En RDC, la recherche scientifique est très souvent faite dans le cadre des Organisations non-gouvernementales (ONG). Celles-ci commanditent des recherches pour appuyer leurs activités. Ce déplacement de l’activité scientifique du monde académique vers le monde des ONG peut être qualifié comme l’ONGisation de la recherche scientifique. Ce phénomène mérite une attention particulière pour comprendre le pluralisme scientifique en cours de développement dans le contexte de la fragilité des états en Afrique en général et en RDC en particulier.

Aussi, on constate que les universités elles-mêmes contribuent à cette ONGisation de la recherche. Les institutions universitaires congolaises – qui sont les cadres privilégiés de la recherche scientifique – manifestent actuellement peu de marge d’épanouissement pour l’émergence d’une culture de la recherche scientifique. Il y a plusieurs explications à cela.

 

Tout d’abord, bien qu’il y a lieu de noter des avancées ces dernières années, la recherche est moins valorisée par les universités en RDC par rapport aux autres activités académiques. Les priorités académiques se concentrent sur l’enseignement et l’administration, oubliant la recherche scientifique qui est pourtant l’une de ses missions clés. Les grandes déclarations ne manquent pas. Les autorités académiques, le ministère de l’enseignement supérieur et universitaire et l’Etat congolais proclament vouloir repenser le système d’enseignement supérieur et universitaire, en mettant l’accent beaucoup plus sur la recherche scientifique.

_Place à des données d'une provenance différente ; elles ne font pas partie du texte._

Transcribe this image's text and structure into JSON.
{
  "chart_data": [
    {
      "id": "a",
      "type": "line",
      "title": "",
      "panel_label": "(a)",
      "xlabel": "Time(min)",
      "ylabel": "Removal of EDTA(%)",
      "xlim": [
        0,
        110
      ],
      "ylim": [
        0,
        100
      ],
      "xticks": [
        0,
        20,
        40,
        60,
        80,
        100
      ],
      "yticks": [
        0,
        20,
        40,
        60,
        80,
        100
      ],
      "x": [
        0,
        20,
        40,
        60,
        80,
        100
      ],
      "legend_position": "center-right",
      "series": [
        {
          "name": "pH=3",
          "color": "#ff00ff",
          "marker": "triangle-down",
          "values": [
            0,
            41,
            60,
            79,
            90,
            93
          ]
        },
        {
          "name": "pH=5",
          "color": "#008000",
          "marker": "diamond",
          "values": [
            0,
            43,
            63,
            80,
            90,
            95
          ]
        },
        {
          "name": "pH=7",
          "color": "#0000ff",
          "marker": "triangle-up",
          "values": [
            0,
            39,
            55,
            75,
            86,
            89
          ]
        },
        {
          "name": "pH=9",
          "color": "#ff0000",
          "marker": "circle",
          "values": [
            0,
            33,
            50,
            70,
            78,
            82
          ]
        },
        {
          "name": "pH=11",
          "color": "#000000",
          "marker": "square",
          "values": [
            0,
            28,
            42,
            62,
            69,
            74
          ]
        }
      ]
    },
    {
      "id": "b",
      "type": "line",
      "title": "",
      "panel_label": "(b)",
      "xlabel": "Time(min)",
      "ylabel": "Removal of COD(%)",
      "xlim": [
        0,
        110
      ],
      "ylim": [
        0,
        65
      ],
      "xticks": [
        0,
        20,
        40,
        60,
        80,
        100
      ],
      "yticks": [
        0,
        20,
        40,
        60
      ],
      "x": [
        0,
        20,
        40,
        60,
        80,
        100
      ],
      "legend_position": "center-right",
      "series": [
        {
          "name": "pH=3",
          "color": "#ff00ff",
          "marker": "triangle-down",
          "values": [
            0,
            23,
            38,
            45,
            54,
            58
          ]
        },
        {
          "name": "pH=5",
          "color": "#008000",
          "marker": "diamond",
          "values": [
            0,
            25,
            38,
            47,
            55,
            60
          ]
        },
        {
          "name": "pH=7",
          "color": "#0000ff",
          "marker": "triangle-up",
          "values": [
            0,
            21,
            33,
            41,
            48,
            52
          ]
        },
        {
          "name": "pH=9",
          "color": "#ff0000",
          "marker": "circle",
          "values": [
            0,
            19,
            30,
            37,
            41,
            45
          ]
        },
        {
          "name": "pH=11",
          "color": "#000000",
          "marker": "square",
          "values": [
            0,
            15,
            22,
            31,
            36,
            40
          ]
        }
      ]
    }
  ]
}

Cependant, et ainsi on arrive au deuxième problème, la recherche exige d’avoir des moyens financiers. Actuellement, les moyens pour développer la recherche scientifique manque encore dans le milieu académique congolais. Tout d’abord, ceci limite les chercheurs congolais pour accéder à la littérature actuelle et pertinente dans leurs domaines, très souvent absent dans le domaine du libre accès. Ensuite, le manque de financement oblige les chercheurs congolais ambitieux à l’autofinancement de ses projets de recherche. Frappé par la précarité financière, ils doivent souvent adapter leurs projets au pragmatisme, en limitant leurs projets à des maigres moyens qu’ils arrivent à mobiliser.

Ainsi, dans cette situation de manque d’intérêt et du sous-investissement de l’État congolais dans la recherche scientifique, la plupart des recherches sont commanditées par des ONG ou par des Organisations internationales. C’est ce que nous appelons ici l’ONGisation de la recherche. Et l’une des conséquences majeure de cette ONGisation de la recherche c’est que le cadre institutionnel dans lequel la recherche s’effectue influence fortement les marges de manœuvre du projet et des chercheurs en question. Comment exactement ?

Tout d’abord, l’ONGisation de la recherche scientifique a pour conséquence le fait que la conception des projets scientifiques et même la construction de l’objet de recherche sont prédéterminées par l’organisation qui commandite la recherche. Les problématiques ciblées par l’ONG ne sont pas nécessairement en lien avec les réalités ou les vrais problèmes que subit la population mais sont déterminés par les priorités de l’organisation même. Les questions de recherche, l’approche méthodologique, l’orientation des analyses, etc. sont souvent orientées en fonction de l’agenda de l’organisation qui commandite la recherche. La MONUSCO, par exemple, effectue souvent des recherches qui servent comme input aux rapports confidentiels pour les acteurs internes (en concentrant les analyses sur les risques d’instabilité politique) sans forcément s’intéresser au sort de la population de façon plus large.

En plus, ces recherches ne servent pas toujours à développer une analyse du terrain et moins encore des approches théoriques pour comprendre le réel. Au contraire, souvent, elles essaient de légitimer la présence de l’ONG ou sa pertinence sur le terrain. On pourrait parler de conflit d’intérêt quand une organisation fait une recherche sur un sujet qui leur permet ensuite de légitimer leur propre pertinence en termes de capacité d’intervention sur le même sujet aux bailleurs. Néanmoins, cette pratique est souvent observable dans le contexte de la RDC.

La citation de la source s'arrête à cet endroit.